Their rationalization for this is that the way SQLite stores data, this is more efficiently performed by simply creating a new table and copying all the rows from the old table into the new one, and that one would want to batch all the table changes together rather than emitting individual ALTER statemnts.

from the POV of people who make tools like my own Alembic Migrations, this is an annoyingly insufficient answer because the logistics of recreating table schemas and copying data over is much more complicated than just emitting an ALTER directive. I'd like if SQLite had at least the ability to be extended to support a third party "ALTER" plugin that would under the hood run the intricacies of copying the tables around, rather than pushing this out to the tool creators. It doesn't really matter in most cases, for the use cases used by SQLite, that ALTER would be inefficient.

instead, my users bugged me for years to solve this problem and I have to maintain this thing https://alembic.sqlalchemy.org/en/latest/batch.html which I mostly hate completely.

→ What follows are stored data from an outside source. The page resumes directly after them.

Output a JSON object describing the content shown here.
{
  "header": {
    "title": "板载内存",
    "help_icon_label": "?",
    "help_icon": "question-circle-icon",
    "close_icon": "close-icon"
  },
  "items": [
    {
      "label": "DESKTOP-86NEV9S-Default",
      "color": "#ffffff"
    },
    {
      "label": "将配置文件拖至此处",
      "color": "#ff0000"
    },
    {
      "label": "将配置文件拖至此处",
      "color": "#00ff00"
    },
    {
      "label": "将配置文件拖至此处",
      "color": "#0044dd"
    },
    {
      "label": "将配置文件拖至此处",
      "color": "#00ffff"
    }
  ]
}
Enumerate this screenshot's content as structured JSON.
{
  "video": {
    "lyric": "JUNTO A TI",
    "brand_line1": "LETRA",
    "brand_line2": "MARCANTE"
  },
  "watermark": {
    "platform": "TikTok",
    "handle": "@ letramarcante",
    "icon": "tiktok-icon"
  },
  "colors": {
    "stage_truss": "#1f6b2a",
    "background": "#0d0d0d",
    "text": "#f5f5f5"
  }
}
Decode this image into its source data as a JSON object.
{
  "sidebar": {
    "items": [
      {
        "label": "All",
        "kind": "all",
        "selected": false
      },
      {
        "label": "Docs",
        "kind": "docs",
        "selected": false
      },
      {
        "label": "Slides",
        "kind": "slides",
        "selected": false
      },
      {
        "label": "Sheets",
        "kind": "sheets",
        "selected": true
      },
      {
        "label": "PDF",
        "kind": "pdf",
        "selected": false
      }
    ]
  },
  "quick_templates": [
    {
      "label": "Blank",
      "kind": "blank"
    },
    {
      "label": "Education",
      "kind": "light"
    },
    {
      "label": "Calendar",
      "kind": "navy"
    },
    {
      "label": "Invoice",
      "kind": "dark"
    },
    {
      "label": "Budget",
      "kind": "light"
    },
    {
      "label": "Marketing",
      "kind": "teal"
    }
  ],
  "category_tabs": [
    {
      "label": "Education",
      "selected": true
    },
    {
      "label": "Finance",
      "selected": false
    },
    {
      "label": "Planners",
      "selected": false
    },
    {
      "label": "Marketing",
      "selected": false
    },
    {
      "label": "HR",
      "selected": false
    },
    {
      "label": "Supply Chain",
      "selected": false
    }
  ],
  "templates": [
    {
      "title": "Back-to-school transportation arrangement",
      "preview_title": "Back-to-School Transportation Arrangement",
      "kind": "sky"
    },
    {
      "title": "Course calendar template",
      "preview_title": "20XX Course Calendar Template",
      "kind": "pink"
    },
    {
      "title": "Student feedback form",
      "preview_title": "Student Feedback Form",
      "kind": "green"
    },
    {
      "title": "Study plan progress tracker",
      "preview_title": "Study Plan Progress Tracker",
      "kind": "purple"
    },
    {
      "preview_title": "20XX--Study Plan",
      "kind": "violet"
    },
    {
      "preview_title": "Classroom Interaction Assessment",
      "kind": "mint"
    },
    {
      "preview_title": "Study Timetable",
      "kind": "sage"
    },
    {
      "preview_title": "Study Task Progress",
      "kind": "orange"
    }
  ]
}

SQLite's typing model is also very idiosyncratic and is based on a naming convention approach, which I think most users of SQLite don't understand very well, because it works in a completely strange way based on looking for substrings inside of the completely arbitrary names you can assign to types. I can create a column with the datatype ELEPHINT and that is a legitimate datatype which will store integers. there's also the "INTEGER PRIMARY KEY " / "INTEGER PRIMARY KEY AUTOINCREMENT" silliness but that's a relatively mild poor API compared to things MySQL does all over the place, I suppose.

It's hard to point those out without coming across as a hater, and because they might seem so obvious. Trying...:

With the way transactions and durability work in SQLite, a normal setup will not do more than on the order of ~100 transactions per second without adding additional layers of complexity. Which is completely fine for it's intended usecase of being an embedded, lightweight database and of course is not due to some bad engineering decisions, but due to inherent tradeoffs in how transactions are handled.

So basically it's all fine until you try to use SQLite for something for which it is not a good fit, like a large volume of inserts. Other solutions exist that are conceptually better equipped for this usecase out of the box (Postgres/MySQL/Elastic/etc). Not a shortcoming in SQLite per-se, but rather a practical shortcoming that comes up when you try to use it for the wrong job.

Case in point is TFA which takes the theoretical SQLite database size (140TB) limit and runs with claiming that is the useful limit on how much data you can store in SQLite. LOL! That value is when SQLite page IDs start overflowing and not an estimate on how much data can be usefully handled in a single SQLite database.

SQLite is, by the nature of what it is, not a good fit for big data volumes. Try loading 100TB of data into SQLite and try to run even a single query. Even assuming that you have a hyper-fast SSD, a single query will take days to complete! But it still get's mentioned as a potential solution for that problem every so often. In this post even...

So you could consider those practical shortcomings or ill-advised usage. It depends on the definition/perspective I guess. At any rate, SQLite, even if generally being excellent, is not the panacea as which it sometimes gets sold here on HN. No database is, there are just too many tradeoffs involved.

Why are portions of the test suite closed source?
They charge money for it...

Note that I'm not saying all of the test suite should be open source. It's clearly a valid/cool business model and SQLite is, for a lot of use cases, an excellent piece of software that I have often used myself. The criticism was honestly more directed towards the cherry-picking of facts that sometimes happens in discussions on hacker news, especially those related to SQLite.